The people who appear willing to believe Ford include Rod Dreher, the American Conservative writer, who tweeted, “I do not understand why the loutish drunken behavior of a 17 year old high school boy has anything to tell us about the character of a 53 year old judge.” The former congressman Joe Walsh tweeted, “If stupid, bad, or drunken behavior as a minor back in high school were the standard, every male politician in Washington, DC would fail.” An anonymous lawyer close to the White House told Politico, “If somebody can be brought down by accusations like this, then you, me, every man certainly should be worried.” Bari Weiss, the Times opinion columnist, said, on MSNBC, that she believed Ford, and then asked, “What about the deeper, moral, cultural, like, the ethical question here? Let’s say he did this exactly as she said. Should the fact that a seventeen-year-old presumably very drunk kid did this—should this be disqualifying?” On Fox News, Ari Fleischer said, “How much in society should any of us be held liable today when we lived a good life, an upstanding life by all accounts, and then something that maybe is an arguable issue took place in high school? Should that deny us chances later in life?” (Donald Trump, of course, called for the execution of the Central Park Five when they were teen-age rape suspects, and, as recently as 2016, continued to call them guilty, though they were exonerated by DNA evidence.)
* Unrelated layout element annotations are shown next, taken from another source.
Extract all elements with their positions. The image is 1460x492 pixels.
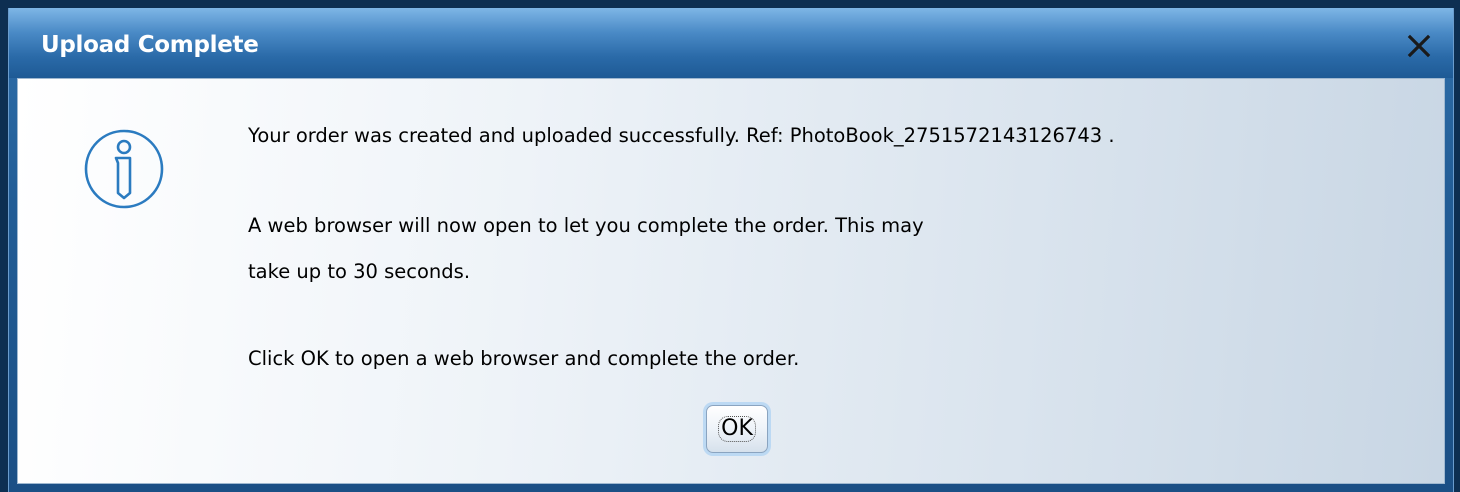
dialog-title: Upload Complete — [41, 32, 259, 58]
info-icon — [84, 129, 164, 209]
message-line-4: Click OK to open a web browser and compl… — [248, 347, 800, 370]
dialog-content: Your order was created and uploaded succ… — [17, 78, 1445, 484]
message-line-3: take up to 30 seconds. — [248, 260, 471, 283]
ok-button[interactable]: OK — [706, 405, 768, 453]
close-button[interactable] — [1401, 28, 1437, 64]
message-line-2: A web browser will now open to let you c… — [248, 214, 924, 237]
upload-complete-dialog: Upload Complete Your order was created a… — [8, 8, 1454, 492]
close-icon — [1407, 34, 1431, 58]
ok-button-label: OK — [718, 416, 756, 442]
dialog-titlebar[interactable]: Upload Complete — [9, 8, 1453, 78]
message-line-1: Your order was created and uploaded succ… — [248, 124, 1115, 147]
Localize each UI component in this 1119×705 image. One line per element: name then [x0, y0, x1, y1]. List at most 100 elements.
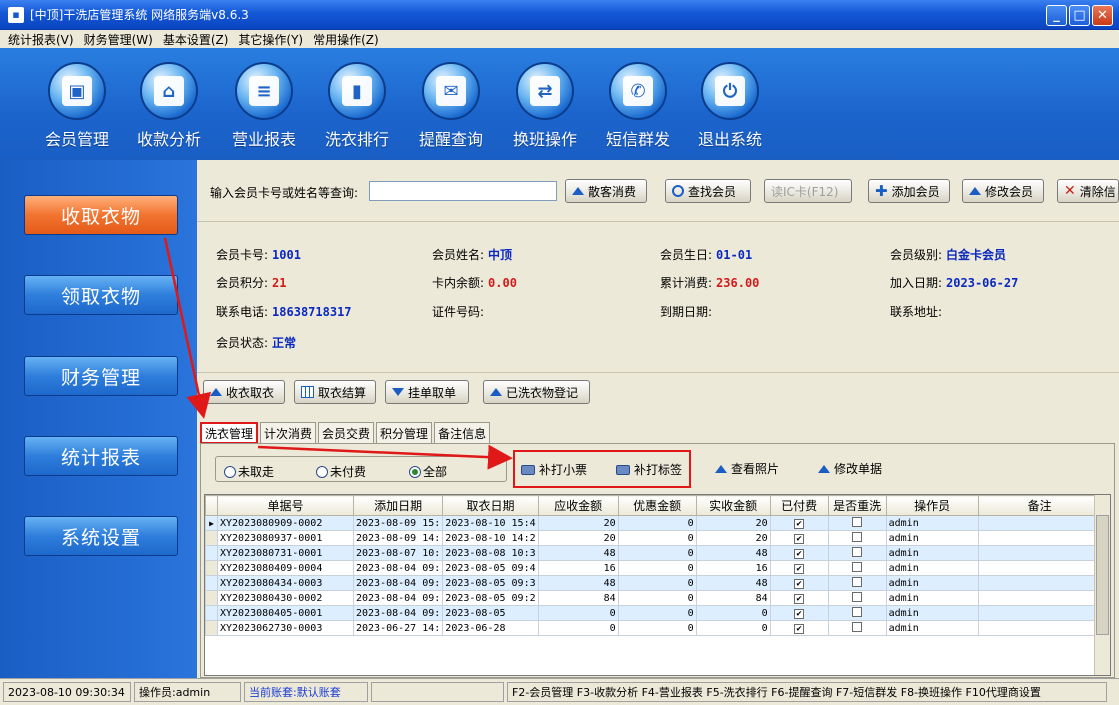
search-input[interactable]: [369, 181, 557, 201]
menu-stats[interactable]: 统计报表(V): [8, 31, 74, 48]
pickup-settle-button[interactable]: 取衣结算: [294, 380, 376, 404]
cell-paid[interactable]: ✔: [769, 530, 829, 546]
minimize-button[interactable]: _: [1046, 5, 1067, 26]
vertical-scrollbar[interactable]: [1094, 495, 1110, 675]
reprint-ticket-button[interactable]: 补打小票: [521, 461, 587, 478]
cell-rewash[interactable]: [827, 545, 887, 561]
paid-checkbox[interactable]: ✔: [794, 518, 805, 529]
radio-not-picked[interactable]: 未取走: [224, 463, 274, 480]
paid-checkbox[interactable]: ✔: [794, 548, 805, 559]
find-member-button[interactable]: 查找会员: [665, 179, 751, 203]
rewash-checkbox[interactable]: [852, 591, 863, 602]
sidebar-receive-clothes[interactable]: 收取衣物: [24, 195, 178, 235]
sidebar-pickup-clothes[interactable]: 领取衣物: [24, 275, 178, 315]
header-add-date[interactable]: 添加日期: [352, 495, 444, 516]
tab-count-consume[interactable]: 计次消费: [260, 422, 317, 444]
row-header[interactable]: [205, 560, 218, 576]
paid-checkbox[interactable]: ✔: [794, 623, 805, 634]
cell-paid[interactable]: ✔: [769, 515, 829, 531]
header-paid[interactable]: 已付费: [769, 495, 829, 516]
edit-member-button[interactable]: 修改会员: [962, 179, 1044, 203]
header-receivable[interactable]: 应收金额: [537, 495, 619, 516]
toolbar-laundry-ranking[interactable]: ▮ 洗衣排行: [317, 62, 397, 150]
cell-rewash[interactable]: [827, 620, 887, 636]
menu-basic-settings[interactable]: 基本设置(Z): [163, 31, 229, 48]
edit-order-button[interactable]: 修改单据: [818, 460, 882, 477]
rewash-checkbox[interactable]: [852, 576, 863, 587]
add-member-button[interactable]: ✚ 添加会员: [868, 179, 950, 203]
read-ic-card-button[interactable]: 读IC卡(F12): [764, 179, 852, 203]
close-button[interactable]: ✕: [1092, 5, 1113, 26]
cell-paid[interactable]: ✔: [769, 605, 829, 621]
cell-paid[interactable]: ✔: [769, 620, 829, 636]
cell-rewash[interactable]: [827, 560, 887, 576]
table-row[interactable]: XY2023062730-0003 2023-06-27 14: 2023-06-2…: [205, 620, 1102, 636]
header-received[interactable]: 实收金额: [695, 495, 771, 516]
tab-notes[interactable]: 备注信息: [434, 422, 491, 444]
toolbar-reminder-query[interactable]: ✉ 提醒查询: [411, 62, 491, 150]
header-pickup-date[interactable]: 取衣日期: [442, 495, 539, 516]
cell-rewash[interactable]: [827, 575, 887, 591]
menu-finance[interactable]: 财务管理(W): [84, 31, 153, 48]
header-notes[interactable]: 备注: [977, 495, 1102, 516]
sidebar-system-settings[interactable]: 系统设置: [24, 516, 178, 556]
table-row[interactable]: XY2023080937-0001 2023-08-09 14: 2023-08-1…: [205, 530, 1102, 546]
menu-other[interactable]: 其它操作(Y): [238, 31, 303, 48]
order-grid[interactable]: 单据号 添加日期 取衣日期 应收金额 优惠金额 实收金额 已付费 是否重洗 操作…: [204, 494, 1111, 676]
view-photos-button[interactable]: 查看照片: [715, 460, 779, 477]
row-header[interactable]: [205, 605, 218, 621]
paid-checkbox[interactable]: ✔: [794, 563, 805, 574]
table-row[interactable]: XY2023080430-0002 2023-08-04 09: 2023-08-0…: [205, 590, 1102, 606]
table-row[interactable]: XY2023080434-0003 2023-08-04 09: 2023-08-0…: [205, 575, 1102, 591]
rewash-checkbox[interactable]: [852, 621, 863, 632]
cell-paid[interactable]: ✔: [769, 545, 829, 561]
toolbar-member-management[interactable]: ▣ 会员管理: [37, 62, 117, 150]
header-rewash[interactable]: 是否重洗: [827, 495, 887, 516]
row-header[interactable]: [205, 575, 218, 591]
toolbar-business-report[interactable]: ≡ 营业报表: [224, 62, 304, 150]
row-header[interactable]: [205, 590, 218, 606]
hold-order-button[interactable]: 挂单取单: [385, 380, 469, 404]
tab-points[interactable]: 积分管理: [376, 422, 433, 444]
clear-info-button[interactable]: ✕ 清除信: [1057, 179, 1119, 203]
rewash-checkbox[interactable]: [852, 531, 863, 542]
cell-paid[interactable]: ✔: [769, 575, 829, 591]
cell-paid[interactable]: ✔: [769, 590, 829, 606]
tab-member-payment[interactable]: 会员交费: [318, 422, 375, 444]
rewash-checkbox[interactable]: [852, 606, 863, 617]
paid-checkbox[interactable]: ✔: [794, 533, 805, 544]
paid-checkbox[interactable]: ✔: [794, 608, 805, 619]
toolbar-exit-system[interactable]: ⏻ 退出系统: [690, 62, 770, 150]
row-header[interactable]: [205, 620, 218, 636]
paid-checkbox[interactable]: ✔: [794, 593, 805, 604]
header-discount[interactable]: 优惠金额: [617, 495, 697, 516]
row-header[interactable]: [205, 530, 218, 546]
washed-register-button[interactable]: 已洗衣物登记: [483, 380, 590, 404]
toolbar-shift-change[interactable]: ⇄ 换班操作: [505, 62, 585, 150]
scroll-thumb[interactable]: [1096, 515, 1109, 635]
cell-rewash[interactable]: [827, 530, 887, 546]
header-operator[interactable]: 操作员: [885, 495, 979, 516]
table-row[interactable]: XY2023080731-0001 2023-08-07 10: 2023-08-0…: [205, 545, 1102, 561]
rewash-checkbox[interactable]: [852, 546, 863, 557]
radio-all[interactable]: 全部: [409, 463, 447, 480]
cell-rewash[interactable]: [827, 590, 887, 606]
walkin-consume-button[interactable]: 散客消费: [565, 179, 647, 203]
table-row[interactable]: XY2023080405-0001 2023-08-04 09: 2023-08-0…: [205, 605, 1102, 621]
paid-checkbox[interactable]: ✔: [794, 578, 805, 589]
cell-rewash[interactable]: [827, 515, 887, 531]
row-header[interactable]: ▶: [205, 515, 218, 531]
table-row[interactable]: ▶ XY2023080909-0002 2023-08-09 15: 2023-08-…: [205, 515, 1102, 531]
cell-paid[interactable]: ✔: [769, 560, 829, 576]
tab-laundry-management[interactable]: 洗衣管理: [200, 422, 259, 444]
row-header[interactable]: [205, 545, 218, 561]
radio-unpaid[interactable]: 未付费: [316, 463, 366, 480]
sidebar-finance[interactable]: 财务管理: [24, 356, 178, 396]
menu-common[interactable]: 常用操作(Z): [313, 31, 379, 48]
reprint-label-button[interactable]: 补打标签: [616, 461, 682, 478]
rewash-checkbox[interactable]: [852, 561, 863, 572]
maximize-button[interactable]: □: [1069, 5, 1090, 26]
header-order-no[interactable]: 单据号: [217, 495, 354, 516]
table-row[interactable]: XY2023080409-0004 2023-08-04 09: 2023-08-0…: [205, 560, 1102, 576]
rewash-checkbox[interactable]: [852, 516, 863, 527]
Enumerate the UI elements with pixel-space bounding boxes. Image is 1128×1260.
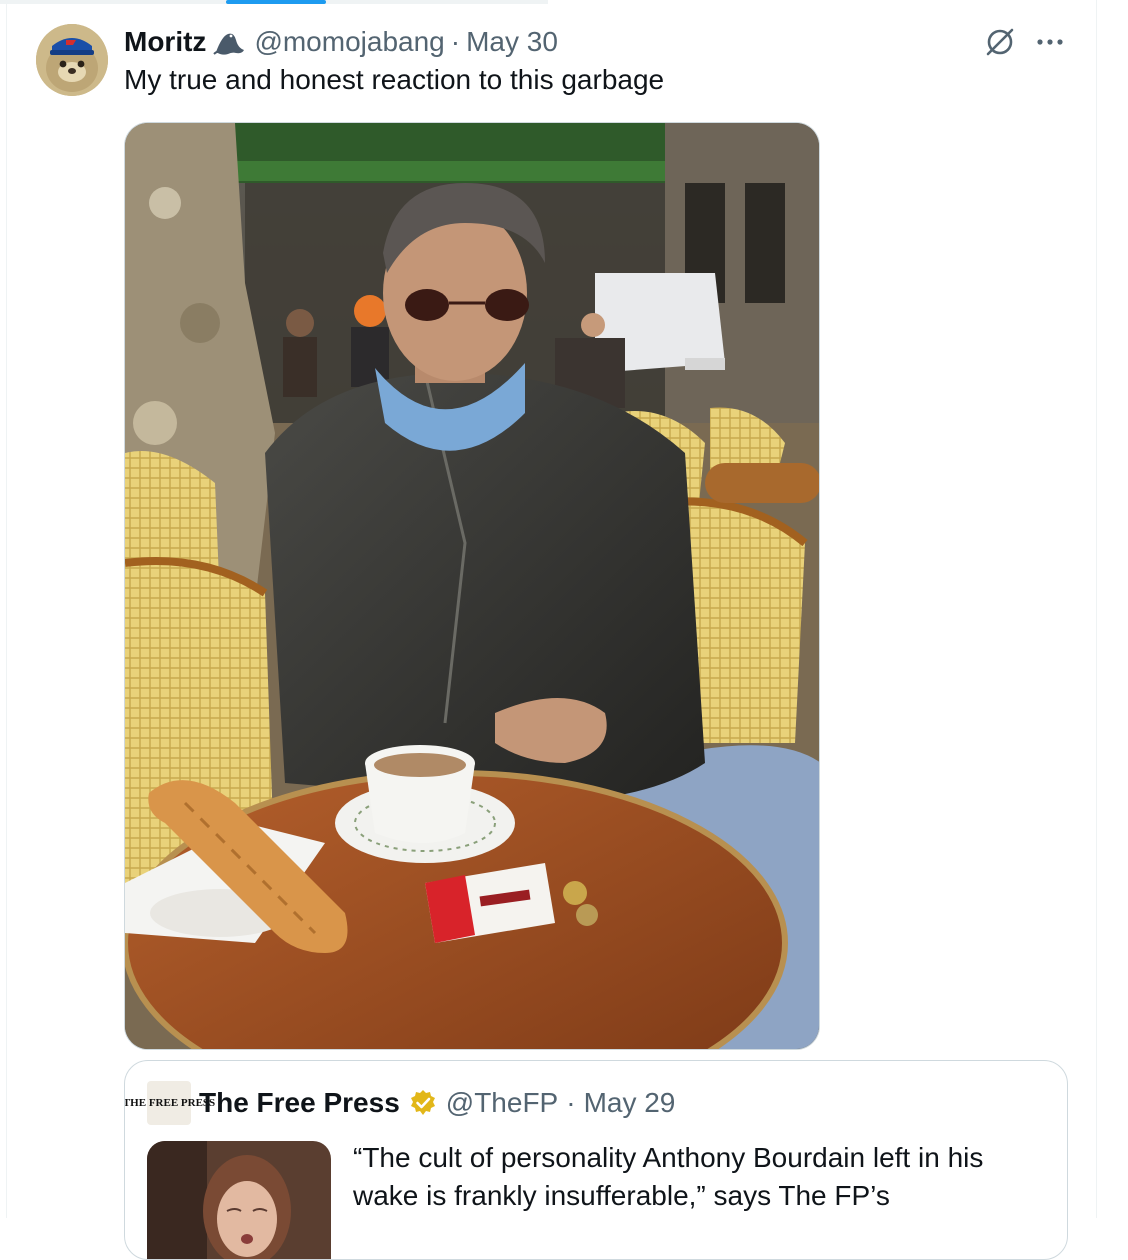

What’s surfacing in these comments is something that has, up until now, mostly been dodged, or left unspoken: that it has traditionally been accepted for men to sexually assault women, particularly at parties, particularly when they’re young. But the fact that this behavior has been tacitly understood as permissible does not mean that people—even while young, even while drunk at parties—have understood it to be O.K. It’s true that our earliest sexual experiences tend to be messy and confusing, and that this is, to some degree, inevitable and natural. It’s also true that, even in the Reagan era, and even to a sloppy and inexperienced teen-ager, preventing someone from screaming in fear during a sexual encounter is a stunningly clear and universally recognized sign that something is wrong. (On Tuesday, a female high-school student tweeted, “the emergence of this whole ‘teenage boys should get a pass because they’re not mature enough to understand consent’ narrative is probably one of the most unsettling things I have ever witnessed.”) Kavanaugh’s defenders are putting plainly a previously euphemized message: white and wealthy teen-age boys have the right to engage in criminal sexual cruelty as long as they later get a good job, start a family, and “settle down.”